By Noel Towell
Pressure is growing on the Victorian Curriculum and Assessment Authority (VCAA) to find a fix for the leaked questions debacle, which has thrown this year’s VCE exams into chaos.
The peak body for private schools is demanding solutions, amid “frustration and anger” in the sector, and the state opposition wants the authority’s chief executive sacked.
The crisis deepened on Friday when it emerged that schools had been ordered by the authority to return exam papers and music recordings intended for use in next week’s VCE music exams because the music did not match the papers.
Fresh material would be delivered by couriers to schools just in time for the Music Repertoire Performance and Music Contemporary Performance tests due to be held on Monday and Tuesday, the authority said.
The VCAA has not moved from its position that no exams have been compromised by the accidental publishing of test questions online, and that marking would proceed as usual, with the authority not responding to questions on Friday.
But there is growing clamour among teachers, parents, students and education sector groups for immediate action from VCAA to ensure no student is disadvantaged.
Independent Schools Victoria chief executive Rachel Holthouse said she had written to Education Minister Ben Carroll to ask what would be done to ensure fairness and integrity in this year’s VCE following the widely circulated cheat sheets.
“Schools need clarity on how the VCAA will assess exam papers to ensure students can be confident in the validity of their final results,” Holthouse said.
“This issue has caused widespread frustration and anger among school communities. It is clear that the ramifications of this issue will continue to spread, up to and beyond the release of this year’s VCE results.”
State Liberals’ education spokesperson Jess Wilson, who wants an Ombudsman’s investigation into the matter, on Friday called for VCAA chief executive Kylie White to resign or be sacked.
Carroll said on Friday that he was accountable for the leaking of questions but said he had been reassured before the exams began late last month that no student “would be impacted” by what the VCAA described as a “production error”.
But the minister told ABC Radio that the “root and branch” review he ordered into the VCAA’s operating model, which has overseen exam bungles across three separate years, will not be in place until next year.
White repeatedly insisted on Thursday, as part of the damage-control effort, that no exams had been compromised.
But leading maths teacher John Kermond told The Age that he was convinced that the students accessing the leaked questions from the specialist maths paper would have a clear advantage over students who had not.
Kermond dismissed the authority’s claims that its last-minute changes to the affected exam papers were enough to prevent the process being compromised.
“It’s completely untenable for [the VCAA] to continue to deny that those particular questions on those particular exams were different enough that no student would have got an advantage,” he said.

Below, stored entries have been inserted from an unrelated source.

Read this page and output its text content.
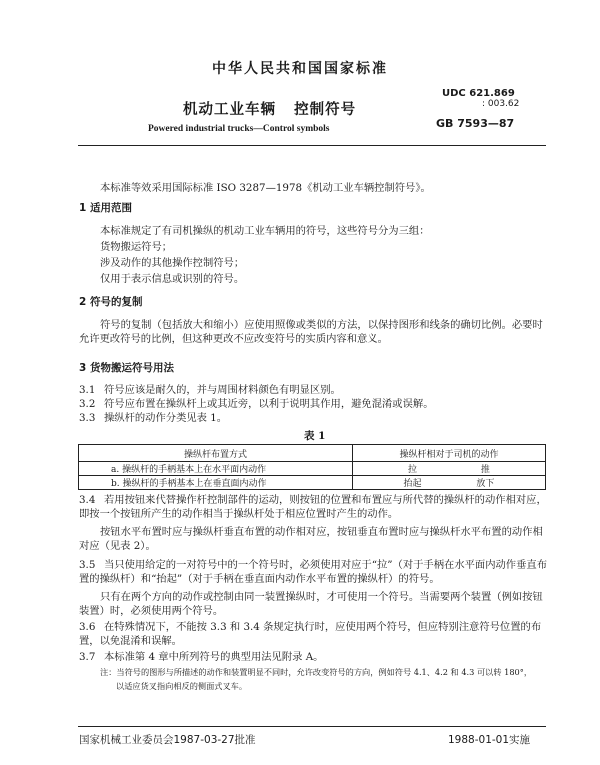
中华人民共和国国家标准
UDC 621.869
: 003.62
机动工业车辆   控制符号
GB 7593—87
Powered industrial trucks—Control symbols
本标准等效采用国际标准 ISO 3287—1978《机动工业车辆控制符号》。
1 适用范围
本标准规定了有司机操纵的机动工业车辆用的符号，这些符号分为三组：
货物搬运符号；
涉及动作的其他操作控制符号；
仅用于表示信息或识别的符号。
2 符号的复制
符号的复制（包括放大和缩小）应使用照像或类似的方法，以保持图形和线条的确切比例。必要时允许更改符号的比例，但这种更改不应改变符号的实质内容和意义。
3 货物搬运符号用法
3.1 符号应该是耐久的，并与周围材料颜色有明显区别。
3.2 符号应布置在操纵杆上或其近旁，以利于说明其作用，避免混淆或误解。
3.3 操纵杆的动作分类见表 1。
表 1
操纵杆布置方式	操纵杆相对于司机的动作
a. 操纵杆的手柄基本上在水平面内动作	拉 推
b. 操纵杆的手柄基本上在垂直面内动作	抬起 放下
3.4 若用按钮来代替操作杆控制部件的运动，则按钮的位置和布置应与所代替的操纵杆的动作相对应，即按一个按钮所产生的动作相当于操纵杆处于相应位置时产生的动作。
按钮水平布置时应与操纵杆垂直布置的动作相对应，按钮垂直布置时应与操纵杆水平布置的动作相对应（见表 2）。
3.5 当只使用给定的一对符号中的一个符号时，必须使用对应于“拉”（对于手柄在水平面内动作垂直布置的操纵杆）和“抬起”（对于手柄在垂直面内动作水平布置的操纵杆）的符号。
只有在两个方向的动作或控制由同一装置操纵时，才可使用一个符号。当需要两个装置（例如按钮装置）时，必须使用两个符号。
3.6 在特殊情况下，不能按 3.3 和 3.4 条规定执行时，应使用两个符号，但应特别注意符号位置的布置，以免混淆和误解。
3.7 本标准第 4 章中所列符号的典型用法见附录 A。
注：当符号的图形与所描述的动作和装置明显不同时，允许改变符号的方向，例如符号 4.1、4.2 和 4.3 可以转 180°，
以适应货叉指向相反的侧面式叉车。
国家机械工业委员会1987-03-27批准	1988-01-01实施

VCE student Kayla Wonder made a public plea on Friday for the VCAA to take remedial action.
“Given the circumstances, it is only fair that affected students are offered a derived score as a means of restoring equity,” Wonder wrote.
“Allowing students to be judged by the academic record they have built, rather than an exam compromised by no fault of their own, would be the most just solution.”
The Victorian Association of Commercial Teachers, which represents business, accounting and legal studies educators, also demanded action in a letter this week to the VCAA from association chief executive Geoffrey O’Neill.
“We outlined our concerns and requested a thorough investigation and appropriate actions to uphold fairness and integrity in the VCE assessment process,” O’Neill said in a statement.